É hora do almoço. Sinto gastura ao ver aquela refeição, misto de comida vencida, podre, fétida pelo calor. Em bacia de plástico, é servida aos trabalhadores, a mesma para todos. Três pessoas comem: primeiro uma, depois outra, depois mais outra.

Por último, formigas e moscas.

Homens fortes de corpos cansados amontoam-se na beira da estrada, como indigentes em hospital público. Respiros abafados, vozes ofegantes.

Os instrumentos de trabalho acomodam-se num largo tronco. A motosserra ao lado quer descanso; galões de gasolina meio vazios estão empilhados dois a dois; o caterpillar sentado num monte de areia pede tempo.

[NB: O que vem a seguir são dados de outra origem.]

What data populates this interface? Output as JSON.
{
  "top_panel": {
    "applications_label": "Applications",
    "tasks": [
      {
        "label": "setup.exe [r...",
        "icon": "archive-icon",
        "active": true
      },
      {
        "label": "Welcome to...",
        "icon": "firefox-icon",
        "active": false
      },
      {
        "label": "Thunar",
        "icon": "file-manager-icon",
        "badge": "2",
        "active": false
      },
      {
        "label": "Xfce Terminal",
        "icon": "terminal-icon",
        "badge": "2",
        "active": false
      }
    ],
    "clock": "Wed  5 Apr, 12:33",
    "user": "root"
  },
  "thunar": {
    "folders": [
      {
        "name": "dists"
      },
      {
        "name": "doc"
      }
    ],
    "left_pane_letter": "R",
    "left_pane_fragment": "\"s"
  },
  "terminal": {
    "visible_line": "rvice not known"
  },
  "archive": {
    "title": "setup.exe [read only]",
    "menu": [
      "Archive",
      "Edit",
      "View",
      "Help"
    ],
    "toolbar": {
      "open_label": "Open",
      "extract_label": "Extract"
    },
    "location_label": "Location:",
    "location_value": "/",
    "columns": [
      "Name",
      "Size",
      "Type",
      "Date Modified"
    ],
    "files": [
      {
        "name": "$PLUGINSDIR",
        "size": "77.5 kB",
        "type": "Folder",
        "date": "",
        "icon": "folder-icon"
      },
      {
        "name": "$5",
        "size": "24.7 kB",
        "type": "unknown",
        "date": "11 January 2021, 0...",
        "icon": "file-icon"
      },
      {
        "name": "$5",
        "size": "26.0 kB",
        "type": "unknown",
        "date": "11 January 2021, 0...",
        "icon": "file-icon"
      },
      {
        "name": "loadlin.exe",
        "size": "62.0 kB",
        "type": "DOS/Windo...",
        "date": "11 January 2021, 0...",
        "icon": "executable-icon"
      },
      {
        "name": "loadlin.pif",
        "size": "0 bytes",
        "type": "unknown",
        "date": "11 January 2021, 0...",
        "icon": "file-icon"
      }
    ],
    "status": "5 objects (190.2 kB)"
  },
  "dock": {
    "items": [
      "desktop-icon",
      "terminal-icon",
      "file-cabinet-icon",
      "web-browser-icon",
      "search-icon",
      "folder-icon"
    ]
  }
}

Homens dominados pelo cansaço se cruzam em olhares distantes. Os olhos se cruzam pelo nariz. As narinas são muradas de poeira. As bocas abertas tentam puxar o ar dos pulmões abafados. Tempo quente e úmido, perverso, eles pensam.

O almoço corre silencioso e rápido com raros impulsos de diálogos mastigados como alimento.

O sol mostra a clareira.

Cemitério a céu aberto, galhos pendurados caem, terra, buracos, troncos de madeira, areia, toras que pingam; o sol ardendo, queima sem pena. A terra revolve pela quentura, os pés se enchem de terra.

“O friozinho, a brisa leve, o cheiro verde, cadê?

Onde está a Amazônia que conheci? ”.

As cores são pesadas, a paisagem cheira a óleo queimado. A madeira é jogada no chão pelas queimadas.

A floresta recorre a uma lenda para se proteger: “O Curupira é um anão disforme, com os pés virados para trás. Todos aqueles que tentam segui-lo vão se perder”. Ninguém deles se perde. Os peões sabem de tudo, das veredas, das estradas. Reconhecem folhas, plantas, sons, ruídos. Alguém pega um galho de árvore e parte a metade com o facão. Toma, engole… engole tudo. Desce um líquido azul cristalino: é a linfa da planta. Diz que outros galhos são venenosos. Diz para eu não pegar aquilo que é verde e amarelo.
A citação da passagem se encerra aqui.